The North Carolina Motor Fuels Tax (the state gas tax) is expected to go from 35 cents per gallon to 38.9 cents per gallon at the beginning of 2012 if no action is taken by the General Assembly, according to staff at the legislature and the Department of Transportation.
The state Department of Revenue sets the gas tax rate every six months. It uses a legislatively-created formula of 17.5 cents as a base plus seven percent of the average price per gallon of wholesale gasoline and diesel fuel. The rate rose from 32.5 cents to 35 cents in July. The Department of Revenue will announce the new rate December 15.
North Carolina is now ranked as having the ninth highest state gas tax in the country. It would move up to eighth with a rate of 38.9 cents per gallon, just behind Indiana’s rate of 39.7 cents. The highest state gas tax is in Connecticut at 49.6 cents per gallon.
As noted in a previous Civitas Institute article, there was at one time a cap on the Motor Fuels Tax of 29.9 cents per gallon but that was allowed to expire in 2009. Instead of extending the cap, lawmakers instead converted the cap into a floor, ensuring the tax couldn’t go lower than 29.9 cents per gallon. In short, as the gas tax rises to 38.9 cents in the new year, it will be 30 percent higher than it would have been if lawmakers had extended the cap.
Budget writers in the General Assembly estimated the gas tax could go as high as 37.5 cents per gallon during the 2011-12 fiscal year and 39.7 for 2012-13. The Fiscal Research Division at the General Assembly estimates each additional penny on the gas tax costs taxpayers about $50 million. So a tax rate of 38.9 cents would actually cause revenues to fall short of projections by about $27.5 million in the second year of the budget.

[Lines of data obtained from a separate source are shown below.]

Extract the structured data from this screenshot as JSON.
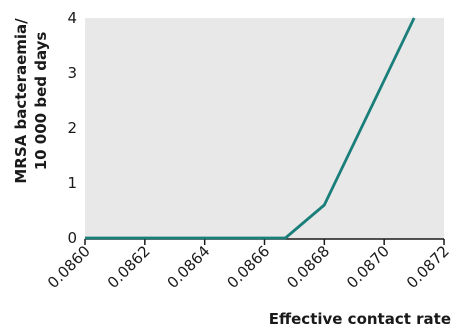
{
  "chart_data": {
    "type": "line",
    "title": "",
    "xlabel": "Effective contact rate",
    "ylabel_lines": [
      "MRSA bacteraemia/",
      "10 000 bed days"
    ],
    "xlim": [
      0.086,
      0.0872
    ],
    "ylim": [
      0,
      4
    ],
    "x_ticks": [
      "0.0860",
      "0.0862",
      "0.0864",
      "0.0866",
      "0.0868",
      "0.0870",
      "0.0872"
    ],
    "y_ticks": [
      "0",
      "1",
      "2",
      "3",
      "4"
    ],
    "grid": false,
    "legend": "none",
    "series": [
      {
        "color": "#1a7f7a",
        "points": [
          {
            "x": 0.086,
            "y": 0
          },
          {
            "x": 0.08667,
            "y": 0
          },
          {
            "x": 0.0868,
            "y": 0.6
          },
          {
            "x": 0.0871,
            "y": 4
          }
        ]
      }
    ],
    "colors": {
      "plot_background": "#e8e8e8",
      "axis_line": "#1a1a1a"
    }
  }
}
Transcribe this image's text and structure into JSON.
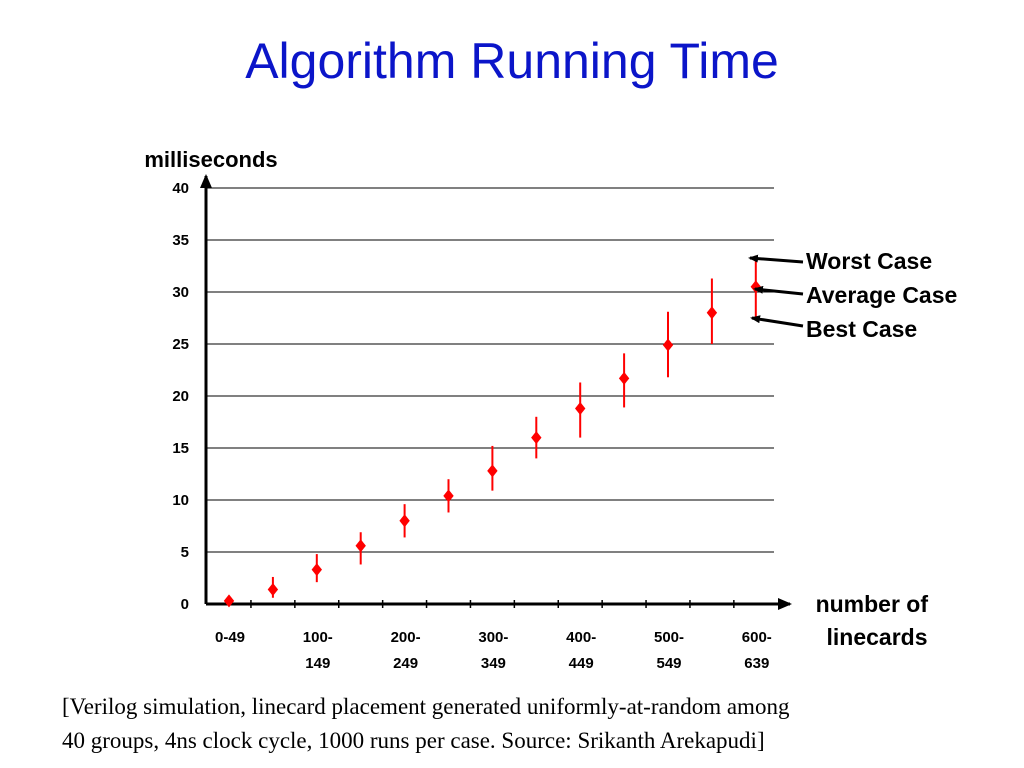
{
  "title": "Algorithm Running Time",
  "caption": {
    "line1": "[Verilog simulation, linecard placement generated uniformly-at-random among",
    "line2": "40 groups, 4ns clock cycle, 1000 runs per case. Source: Srikanth Arekapudi]"
  },
  "colors": {
    "title": "#0b15c9",
    "marker": "#ff0000"
  },
  "chart_data": {
    "type": "scatter",
    "ylabel": "milliseconds",
    "xlabel": [
      "number of",
      "linecards"
    ],
    "ylim": [
      0,
      40
    ],
    "yticks": [
      "0",
      "5",
      "10",
      "15",
      "20",
      "25",
      "30",
      "35",
      "40"
    ],
    "grid": true,
    "x_tick_labels": [
      [
        "0-49"
      ],
      [
        "100-",
        "149"
      ],
      [
        "200-",
        "249"
      ],
      [
        "300-",
        "349"
      ],
      [
        "400-",
        "449"
      ],
      [
        "500-",
        "549"
      ],
      [
        "600-",
        "639"
      ]
    ],
    "series": [
      {
        "average": [
          0.3,
          1.4,
          3.3,
          5.6,
          8.0,
          10.4,
          12.8,
          16.0,
          18.8,
          21.7,
          24.9,
          28.0,
          30.5
        ],
        "worst": [
          0.6,
          2.6,
          4.8,
          6.9,
          9.6,
          12.0,
          15.2,
          18.0,
          21.3,
          24.1,
          28.1,
          31.3,
          33.5
        ],
        "best": [
          0.0,
          0.6,
          2.1,
          3.8,
          6.4,
          8.8,
          10.9,
          14.0,
          16.0,
          18.9,
          21.8,
          25.0,
          27.6
        ]
      }
    ],
    "annotations": [
      "Worst Case",
      "Average Case",
      "Best Case"
    ]
  }
}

The Division of Motor Fuels Tax in the Revenue Department collects about $1.6 billion each year from the gas tax. The division then sends 75 percent of the revenue to the Highway Fund for road projects and 25 percent to the Highway Trust Fund.
Republicans in the state House of Representatives approved a bill during special session November 28 to cap the tax at 35 cents but the Senate had adjourned until the next special session February 16. By then, of course, the gas tax will already have risen. Lawmakers could still take some action at that time.
It’s a good bet their opponents would try to put their own spin on any decision. They could say Republicans raised taxes by doing nothing. Opponents could also claim the GOP killed road projects and jobs by capping the tax.